Russia and China play war games


A Russian naval vessel is moored to a berth at a pier in Vladivostok, east Russia. Photograph: Xinhua, Bai Yunfeng/AP
On Thursday, Russia and China, once bitter rivals for leadership of the communist world, will start their first ever joint military exercises involving 10,000 troops.

The two countries, which almost came to blows in past territorial disputes, have insisted that the manoeuvres are not aimed at any third country and are designed to reinforce the growing trust between them.

The scenario for the war game is that ethnic conflict erupts in an unspecified third country on the Shandong peninsula in China that triggers terrorist attacks. China and Russia are given a mandate by the UN to intervene.

All this sounds fine. But why, asks Alexander Golts an analyst writing in the Moscow Times, are long-distance Tu-22M bombers and two strategic Tu-95 bombers taking part as well as diesel-powered submarines?

For Golts the involvement of long-distance warplanes means the war game should also be seen as an exercise by Russia and China to block any other country's navy from reaching the conflict zone.

"In this case, the peacekeeping mission is transformed into something resembling a standard operation to take over the third country's territory," he writes.

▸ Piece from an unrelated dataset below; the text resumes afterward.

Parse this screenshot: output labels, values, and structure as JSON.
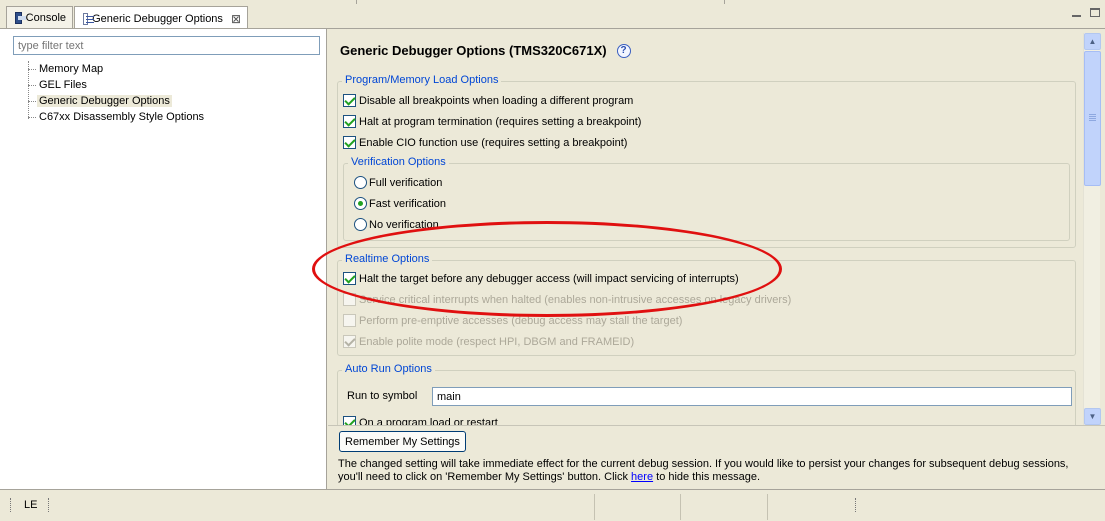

No prizes as to which country China has in mind here - Taiwan. Following on from this line of thinking, the navy that would be blocked from coming to Taiwan's aid would be America's.

But if China has Taiwan in mind, that may not be necessarily the case for Russia. Dmitry Kormilitsyn, an analyst at Chinacom, a Moscow think tank that studies China and Russian-Chinese relations, tells the Washington Post that Russia is more interested in pushing back the very active US presence in central Asia.

Russia was never thrilled with the presence of US bases on its doorstep in Kyrgyzstan and Uzbekistan, to support American military operations in Afghanistan. Russia belongs to the Shanghai Cooperation Organisation, which includes China and the central Asian republics of Kazakhstan, Uzbekistan, Tajikistan and Kyrgyzstan.

The group recently called on the US to set a timetable to withdraw its forces from bases in the area. The Uzbek authorities later gave US forces 180 days to pull out, after the US criticised the Uzbek government for a crackdown on demonstrators in the city of Andijan in May, that reportedly left hundreds dead.

So how does the US see this week's war games. No surprises that American conservatives see it as an ominous development.

Peter Brookes, a fellow at the rightwing Heritage Foundation, writes: "These unprecedented military exercises don't make a formal Beijing-Moscow alliance inevitable. But they represent a new, more intimate phase in the Sino-Russian relationship. And China's growing political/economic clout mated with Russia's military might would make for a potentially potent anti-American bloc."